Single by Augie Rios 1946-2019

from the album ¿Dónde Está Santa Claus?
- B-side: "Ol' Fatso"
- Released: 1958
- Genre: Rock, Christmas
- Length: 2:20
- Label: Metro
- Songwriters: George Scheck, Rod Parker, and Al Greiner

Augie Rios 1946-2019 singles chronology
|  | "¿Dónde Está Santa Claus?" (1958) | "Run Rattler Run" (1959) |

= ¿Dónde Está Santa Claus? =

1958 novelty Christmas song performed by Augie Rios

"¿Dónde Está Santa Claus?" (Spanish for Where Is Santa Claus?) (also known on other versions as "Mamacita") is a 1958 novelty Christmas song written by George Scheck, Rod Parker, and Al Greiner and performed by Augie Rios.

== Release ==
12-year-old Augie Rios had a hit with the song "¿Dónde Está Santa Claus?" in 1958 which featured the Mark Jeffrey Orchestra. Written by George Scheck, Rod Parker, and Al Greiner, and copyrighted in 1958, the copyright was renewed and is owned by Ragtime Music. The song was originally released on MGM Records' Metro label. The 45 record single was backed with the song "Ol' Fatso (I Don't Care Who You Are Old Fatso, Get Those Reindeer Off My Roof)".

==Other versions==
- A cover version was released by Toni Sante on Parkway Records in 1965.
- It was also covered by actress Charo in 1978 as well as a Spanish-language version by Mexican TV host Chabelo, El Vez from the album Merry Mex-mas.
- The rock band Guster covered the song in 2003 (on the Maybe This Christmas Too? holiday compilation album).
- The a cappella men's singing group Straight No Chaser covers the song on their Christmas Cheers CD (Atlantic Records, 2009).
- A Latin ska version of the song in English and Spanish was recorded and released by California band Mento Buru for their holiday ep "East Bakersfield Christmas" in 2020.
- A cover version was released by Senses Fail in 2020.
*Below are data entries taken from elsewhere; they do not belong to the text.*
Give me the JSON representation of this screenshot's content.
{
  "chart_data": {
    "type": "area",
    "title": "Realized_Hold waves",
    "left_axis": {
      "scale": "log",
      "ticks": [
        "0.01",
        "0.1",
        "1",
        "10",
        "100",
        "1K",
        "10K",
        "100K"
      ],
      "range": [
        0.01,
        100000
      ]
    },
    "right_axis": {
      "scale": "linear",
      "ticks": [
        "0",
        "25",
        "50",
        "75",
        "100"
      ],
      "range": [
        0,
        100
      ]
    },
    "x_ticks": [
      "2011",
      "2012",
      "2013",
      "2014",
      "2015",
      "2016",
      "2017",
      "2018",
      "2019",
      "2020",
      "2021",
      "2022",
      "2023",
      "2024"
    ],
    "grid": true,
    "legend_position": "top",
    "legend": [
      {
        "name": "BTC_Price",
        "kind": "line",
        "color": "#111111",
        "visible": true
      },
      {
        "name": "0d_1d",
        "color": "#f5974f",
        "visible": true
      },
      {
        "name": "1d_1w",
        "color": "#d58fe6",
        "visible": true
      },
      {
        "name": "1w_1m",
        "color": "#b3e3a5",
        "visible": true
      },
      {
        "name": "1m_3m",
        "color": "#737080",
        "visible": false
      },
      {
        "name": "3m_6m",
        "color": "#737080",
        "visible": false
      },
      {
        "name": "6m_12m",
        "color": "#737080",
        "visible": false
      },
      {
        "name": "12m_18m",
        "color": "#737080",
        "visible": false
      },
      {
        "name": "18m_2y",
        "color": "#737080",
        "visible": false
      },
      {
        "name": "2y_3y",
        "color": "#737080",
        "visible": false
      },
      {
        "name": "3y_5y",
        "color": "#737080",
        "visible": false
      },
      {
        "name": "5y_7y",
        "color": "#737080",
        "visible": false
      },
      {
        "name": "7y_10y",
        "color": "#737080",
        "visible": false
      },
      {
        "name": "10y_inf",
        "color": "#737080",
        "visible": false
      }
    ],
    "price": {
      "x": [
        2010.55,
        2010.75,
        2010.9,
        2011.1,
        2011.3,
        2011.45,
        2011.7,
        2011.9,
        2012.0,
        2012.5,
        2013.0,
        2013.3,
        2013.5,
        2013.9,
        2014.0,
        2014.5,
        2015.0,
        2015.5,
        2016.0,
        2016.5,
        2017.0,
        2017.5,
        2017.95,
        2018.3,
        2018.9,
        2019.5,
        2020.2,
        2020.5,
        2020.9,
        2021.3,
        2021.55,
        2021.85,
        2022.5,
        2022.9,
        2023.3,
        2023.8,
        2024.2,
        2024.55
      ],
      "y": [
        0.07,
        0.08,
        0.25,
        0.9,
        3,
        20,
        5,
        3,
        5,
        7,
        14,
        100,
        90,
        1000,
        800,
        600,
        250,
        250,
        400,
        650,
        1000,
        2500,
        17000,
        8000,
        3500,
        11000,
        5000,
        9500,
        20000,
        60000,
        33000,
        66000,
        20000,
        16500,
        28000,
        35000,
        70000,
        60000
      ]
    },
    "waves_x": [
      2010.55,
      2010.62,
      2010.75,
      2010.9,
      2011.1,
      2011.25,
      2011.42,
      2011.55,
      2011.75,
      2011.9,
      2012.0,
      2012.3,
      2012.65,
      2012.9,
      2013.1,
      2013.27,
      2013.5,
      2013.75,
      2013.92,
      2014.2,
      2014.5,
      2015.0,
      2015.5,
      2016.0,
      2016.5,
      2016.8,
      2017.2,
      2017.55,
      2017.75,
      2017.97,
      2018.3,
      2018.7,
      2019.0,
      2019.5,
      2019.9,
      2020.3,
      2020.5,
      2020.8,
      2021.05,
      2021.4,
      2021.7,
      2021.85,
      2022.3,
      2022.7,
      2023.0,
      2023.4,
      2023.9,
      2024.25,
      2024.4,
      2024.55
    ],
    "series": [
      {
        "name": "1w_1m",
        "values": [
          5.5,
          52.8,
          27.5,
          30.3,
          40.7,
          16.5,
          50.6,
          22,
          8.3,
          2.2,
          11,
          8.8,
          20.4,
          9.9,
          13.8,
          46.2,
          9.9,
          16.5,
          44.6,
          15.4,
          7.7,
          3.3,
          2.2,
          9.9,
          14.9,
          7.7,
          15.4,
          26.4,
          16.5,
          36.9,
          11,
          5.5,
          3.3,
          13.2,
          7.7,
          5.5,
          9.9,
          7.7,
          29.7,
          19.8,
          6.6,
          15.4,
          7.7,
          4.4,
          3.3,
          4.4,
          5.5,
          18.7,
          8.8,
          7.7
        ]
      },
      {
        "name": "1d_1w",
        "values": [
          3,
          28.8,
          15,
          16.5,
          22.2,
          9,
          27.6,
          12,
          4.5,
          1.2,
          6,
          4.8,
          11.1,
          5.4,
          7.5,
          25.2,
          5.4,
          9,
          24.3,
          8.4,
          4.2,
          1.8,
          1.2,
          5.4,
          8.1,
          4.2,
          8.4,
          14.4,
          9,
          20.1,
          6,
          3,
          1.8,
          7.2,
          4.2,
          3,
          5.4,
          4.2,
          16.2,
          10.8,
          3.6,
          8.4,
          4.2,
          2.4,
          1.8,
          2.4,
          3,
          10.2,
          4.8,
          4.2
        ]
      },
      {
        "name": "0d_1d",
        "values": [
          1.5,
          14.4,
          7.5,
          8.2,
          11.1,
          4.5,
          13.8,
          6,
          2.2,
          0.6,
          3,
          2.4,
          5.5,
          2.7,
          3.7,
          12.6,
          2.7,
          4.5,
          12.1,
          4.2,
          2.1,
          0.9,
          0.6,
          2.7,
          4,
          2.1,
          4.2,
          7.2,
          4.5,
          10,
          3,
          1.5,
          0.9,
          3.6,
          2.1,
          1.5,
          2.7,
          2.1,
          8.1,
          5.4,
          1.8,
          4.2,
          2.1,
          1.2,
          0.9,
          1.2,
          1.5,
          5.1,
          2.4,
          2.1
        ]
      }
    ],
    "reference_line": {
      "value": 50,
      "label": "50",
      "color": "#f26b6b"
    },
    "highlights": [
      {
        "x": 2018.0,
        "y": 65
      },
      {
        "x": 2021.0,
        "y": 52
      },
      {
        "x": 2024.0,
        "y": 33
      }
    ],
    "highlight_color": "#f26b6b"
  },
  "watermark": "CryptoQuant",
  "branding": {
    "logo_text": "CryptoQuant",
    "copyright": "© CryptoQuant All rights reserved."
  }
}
=== Kumbia All Starz version ===

A version of the song by A.B. Quintanilla and Kumbia All Starz appears on the fan edition of the album Ayer Fue Kumbia Kings, Hoy Es Kumbia All Starz, released on October 2, 2007. The song was retitled from "¿Dónde Está Santa Claus?" to "Mamacita Donde Esta Santa Claus"

== Popular culture ==
- The song is referred to in Cheech and Chong's holiday hit "Santa Claus and His Old Lady".
- The song appears in the 2011 movie A Very Harold & Kumar 3D Christmas and is heard in the 2007 movie Where God Left His Shoes.
- The song also appears during a Christmas scene in the episode "Los Pepes" in season 2 of the TV series Narcos.
- It also features in the 2017 Netflix film El Camino Christmas.
- The Toni Sante version was featured in the 2022 Christmas action comedy Violent Night starring David Harbour.
- "¿Dónde Está Santa Claus?" was used in a television commercial for Amazon during the 2023 Christmas season.